November 22, 2024
Abolfazl Dehghan Monfarad

Abolfazl Dehghan Monfarad

Academic Rank: Assistant professor
Address:
Degree: Ph.D in Petroleum Engineering
Phone: 07731222600
Faculty: Faculty of Petroleum, Gas and Petrochemical Engineering

Research

Title
Application of artificial neural network for the prediction of phenol removal from aqueous solution
Type Presentation
Keywords
Activated carbon, Adsorption, Artificial Neural Network, Phenol, Prediction
Researchers esmaeil allahkarami (First researcher) , Abolfazl Dehghan Monfarad (Second researcher)

Abstract

In this study, the prediction of adsorption capacity of phenol from aqueous solution using lead ferrite-activated carbon composite was investigated using artificial neural network.

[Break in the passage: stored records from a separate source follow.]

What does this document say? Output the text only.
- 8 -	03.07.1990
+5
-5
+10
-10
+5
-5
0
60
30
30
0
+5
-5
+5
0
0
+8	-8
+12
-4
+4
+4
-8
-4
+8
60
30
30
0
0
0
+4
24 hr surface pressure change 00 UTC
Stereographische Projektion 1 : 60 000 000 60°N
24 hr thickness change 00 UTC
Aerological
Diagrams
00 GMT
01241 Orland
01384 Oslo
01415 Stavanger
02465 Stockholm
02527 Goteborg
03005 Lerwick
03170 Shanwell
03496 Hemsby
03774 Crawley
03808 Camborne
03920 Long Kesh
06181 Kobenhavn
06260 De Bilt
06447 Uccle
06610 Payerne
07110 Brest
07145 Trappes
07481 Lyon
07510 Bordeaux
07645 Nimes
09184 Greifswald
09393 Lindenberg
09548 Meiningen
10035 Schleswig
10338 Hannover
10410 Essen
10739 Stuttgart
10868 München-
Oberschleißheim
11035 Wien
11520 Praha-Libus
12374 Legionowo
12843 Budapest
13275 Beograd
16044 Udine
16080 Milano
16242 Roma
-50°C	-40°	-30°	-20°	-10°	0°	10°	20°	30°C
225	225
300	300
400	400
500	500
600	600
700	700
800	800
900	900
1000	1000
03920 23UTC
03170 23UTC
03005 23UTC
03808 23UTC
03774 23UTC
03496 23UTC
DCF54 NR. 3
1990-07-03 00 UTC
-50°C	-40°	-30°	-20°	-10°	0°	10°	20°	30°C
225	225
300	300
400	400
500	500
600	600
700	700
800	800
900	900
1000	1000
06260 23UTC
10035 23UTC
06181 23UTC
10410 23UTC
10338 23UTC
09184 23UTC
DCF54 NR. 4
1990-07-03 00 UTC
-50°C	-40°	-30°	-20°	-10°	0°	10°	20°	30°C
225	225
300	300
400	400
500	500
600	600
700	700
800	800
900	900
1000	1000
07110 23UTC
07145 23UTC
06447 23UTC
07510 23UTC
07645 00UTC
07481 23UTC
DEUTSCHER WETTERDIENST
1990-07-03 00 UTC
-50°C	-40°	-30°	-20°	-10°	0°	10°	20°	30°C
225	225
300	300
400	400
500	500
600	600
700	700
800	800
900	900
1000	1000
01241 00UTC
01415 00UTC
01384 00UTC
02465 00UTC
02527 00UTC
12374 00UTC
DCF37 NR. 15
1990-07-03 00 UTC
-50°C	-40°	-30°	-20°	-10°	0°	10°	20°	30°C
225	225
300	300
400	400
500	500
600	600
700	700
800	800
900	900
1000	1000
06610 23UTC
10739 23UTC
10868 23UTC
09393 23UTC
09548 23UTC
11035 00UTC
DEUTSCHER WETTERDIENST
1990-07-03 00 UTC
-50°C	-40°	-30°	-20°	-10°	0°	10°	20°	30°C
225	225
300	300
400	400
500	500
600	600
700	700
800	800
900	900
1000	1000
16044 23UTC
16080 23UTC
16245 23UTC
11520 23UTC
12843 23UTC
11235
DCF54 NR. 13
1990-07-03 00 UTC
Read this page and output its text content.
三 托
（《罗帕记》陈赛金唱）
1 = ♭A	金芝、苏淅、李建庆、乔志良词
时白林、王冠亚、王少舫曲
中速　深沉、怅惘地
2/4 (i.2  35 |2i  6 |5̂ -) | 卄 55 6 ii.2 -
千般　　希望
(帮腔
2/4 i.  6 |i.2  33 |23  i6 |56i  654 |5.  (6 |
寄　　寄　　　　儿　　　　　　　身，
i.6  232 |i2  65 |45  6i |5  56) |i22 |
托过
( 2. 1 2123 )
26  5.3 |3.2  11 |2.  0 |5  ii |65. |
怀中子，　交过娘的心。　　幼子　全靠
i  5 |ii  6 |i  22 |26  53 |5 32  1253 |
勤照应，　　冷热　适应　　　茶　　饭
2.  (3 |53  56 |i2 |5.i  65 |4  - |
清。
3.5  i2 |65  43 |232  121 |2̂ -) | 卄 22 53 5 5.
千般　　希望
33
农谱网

The network input parameters are pH, contact time, initial phenol concentration and temperature. Modeling was done based on 80 measurements of data sets under different operating conditions.Multi-layer perceptron (MLP) neural network trained by Levenberg-Marquardt (LM) and Scaled Conjugate Gradient (SCG) algorithms were applied. The optimal number of hidden layers and neurons in each layer was determined using the trial and error method. The values of RMSE, AARE%, and R2 of the total dataset in the case of MLP-LM model were 0.85389, 1.0007, and 0.99899, respectively. Results showed that the proposed neural network model could be successfully used to estimate the adsorption capacity of adsorbent for the phenol removal from aqueous solution.